Mr. Marchick: Great. Thanks so much, Gayle, and thanks to everybody for joining. And again, I thank the reporters for covering this important issue. I want to give just my kudos to Gayle. She’s doing a fantastic, extraordinary job in her role as Coordinator of Global COVID Response. She is advising both the President and the Secretary of State on all of our global issues related to this, and it’s been an honor and privilege to work with her. And Gayle has helped architect our strategy for manufacturing around the world in developing countries.

So I’m pleased today to be with you to share some details about the U.S. International Development Finance Corporation’s, or DFC’s, work to finance vaccine manufacturing and distribution globally, and especially in Africa.

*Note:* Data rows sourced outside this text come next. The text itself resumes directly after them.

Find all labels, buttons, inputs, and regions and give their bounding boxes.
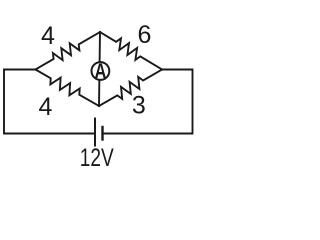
svg-text:6: 6 <box>138 21 152 49</box>
svg-text:4: 4 <box>39 93 53 121</box>
svg-text:A: A <box>95 60 107 83</box>
svg-text:3: 3 <box>132 92 146 120</box>
svg-text:12V: 12V <box>80 144 114 172</box>
svg-text:4: 4 <box>41 22 55 50</box>
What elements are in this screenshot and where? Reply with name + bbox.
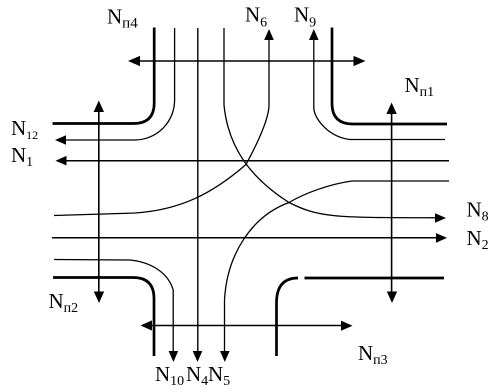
flow N12 line (64, 28, 175, 140)
flow N10 line (54, 260, 173, 353)
flow N1 line (66, 160, 449, 162)
flow N2 arrowhead (436, 233, 447, 243)
pedestrian crossing top left arrowhead (128, 56, 140, 66)
flow N8 line (224, 28, 437, 218)
flow N2 line (52, 237, 436, 239)
pedestrian crossing right line (391, 114, 393, 292)
curb bottom-left (53, 278, 154, 357)
flow N5 arrowhead (220, 351, 230, 362)
curb top-right (332, 28, 447, 125)
flow N1 arrowhead (56, 156, 67, 166)
flow N10 arrowhead (169, 351, 179, 362)
pedestrian crossing left line (98, 112, 100, 292)
pedestrian crossing bottom left arrowhead (141, 320, 153, 330)
pedestrian crossing left up arrowhead (94, 101, 104, 113)
flow N5 line (225, 181, 450, 352)
curb bottom-right (277, 278, 299, 356)
pedestrian crossing bottom line (152, 325, 341, 327)
pedestrian crossing left down arrowhead (94, 292, 104, 304)
flow N12 arrowhead (55, 135, 66, 145)
pedestrian crossing top right arrowhead (354, 56, 366, 66)
pedestrian crossing top line (140, 60, 354, 62)
flow N6 line (54, 40, 269, 216)
flow N4 arrowhead (193, 351, 203, 362)
flow N4 line (197, 28, 199, 352)
flow N6 arrowhead (264, 29, 274, 40)
curb top-left (53, 28, 155, 124)
flow N8 arrowhead (435, 213, 446, 223)
pedestrian crossing right up arrowhead (386, 103, 396, 115)
pedestrian crossing bottom right arrowhead (341, 321, 353, 331)
pedestrian crossing right down arrowhead (387, 292, 397, 304)
flow N9 line (314, 40, 445, 140)
curb bottom-right horizontal (305, 277, 445, 280)
flow N9 arrowhead (309, 29, 319, 40)
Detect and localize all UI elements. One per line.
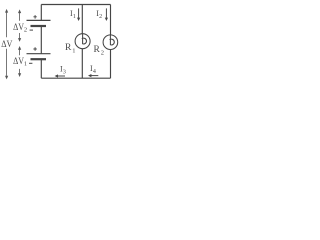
- wire right branch lower: [110, 50, 112, 79]
- svg-text:4: 4: [93, 69, 96, 75]
- svg-text:R: R: [65, 43, 72, 53]
- battery V1 (bottom) long plate: [27, 53, 51, 55]
- battery V2 (top) long plate: [27, 19, 51, 21]
- deltaV total arrow: [5, 9, 8, 80]
- svg-text:2: 2: [101, 50, 104, 57]
- wire left branch upper: [40, 5, 42, 21]
- lightbulb R1: [75, 34, 90, 49]
- svg-text:2: 2: [99, 14, 102, 20]
- wire middle branch upper: [81, 5, 83, 34]
- lightbulb R2: [103, 35, 118, 50]
- svg-text:R: R: [94, 45, 101, 55]
- svg-text:ΔV: ΔV: [13, 23, 24, 33]
- svg-text:2: 2: [24, 26, 27, 33]
- wire left branch lower: [40, 59, 42, 78]
- current arrow I4: [88, 74, 98, 77]
- wire bottom: [41, 77, 110, 79]
- svg-text:ΔV: ΔV: [13, 57, 24, 67]
- battery V2 short thick plate: [31, 25, 47, 27]
- current arrow I3: [55, 74, 65, 77]
- battery V1 short thick plate: [31, 58, 47, 60]
- wire between batteries: [40, 27, 42, 54]
- svg-text:3: 3: [63, 70, 66, 76]
- svg-text:1: 1: [72, 48, 75, 55]
- deltaV1 arrow: [18, 46, 21, 77]
- wire middle branch lower: [81, 49, 83, 78]
- svg-text:ΔV: ΔV: [1, 40, 12, 50]
- current arrow I1: [77, 8, 80, 21]
- svg-text:1: 1: [24, 60, 27, 67]
- wire right branch upper: [110, 5, 112, 36]
- svg-text:1: 1: [73, 14, 76, 20]
- battery V1 minus sign: [29, 62, 32, 64]
- battery V2 plus sign: [33, 15, 36, 19]
- deltaV2 arrow: [18, 9, 21, 41]
- current arrow I2: [105, 8, 108, 21]
- battery V1 plus sign: [33, 47, 36, 51]
- battery V2 minus sign: [30, 29, 33, 31]
- wire top: [41, 4, 110, 6]
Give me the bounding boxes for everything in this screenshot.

And this is a particularly important initiative to help Africa develop manufacturing in Africa for Africa.

So I think that everybody is aware of the extraordinary threat that COVID-19 poses to the lives and livelihoods in Africa, with 4.7 million confirmed cases so far and unconfirmed cases much likely higher. One of the challenges in Africa is not enough manufacturing, challenging logistical and supply chains, and limited resources to produce or obtain vaccines. That’s why today, we’re announcing that our agency, the Development Finance Corporation, in cooperation with the International Finance Corporation of the World Bank, our French colleagues, and our German colleagues – the German development bank and the French development bank, which are called DEG and Proparco – will together provide long-term, stable financing to Aspen Pharmacare to better enable them to support the pandemic response in South Africa and, importantly, across the continent.

So our consortium of development finance institutions will provide a direct loan to Aspen to, among other things, strengthen their balance sheet with long-term financing, support vaccine production, and expand their operations with core operations based in South Africa. Now, this loan will help them increase capacity to support Aspen’s efforts to produce vaccines for the continent this year and next year.

This production will help meet the African Union’s goal of 400 million doses of Stringent Regulatory Authorization or World Health Organization Emergency Use Listing vaccines, including the Johnson & Johnson COVID-19 vaccine. And I would say that our work today shows the power of collaboration with the IFC and with our partners in France, in Germany, and Africa. It comes at a critical time because Africa has the lowest rate of vaccination on the – in any region, 1 percent of Africa’s 1.1 billion people. And this is the second manufacturing announcement we’ve had of manufacturing in developing countries. We’ve already backed a company in India called Biological E to help them increase capacity and produce at least a billion doses of COVID-19 vaccines by the end of next year, and we have other projects in the works, including in Africa.

So this is a critical initiative that will allow Aspen to help ramp up productions, have long-term, stable debt, and help fulfill President Biden’s goal of ending the pandemic. So thank you very much and we’re happy to take any questions.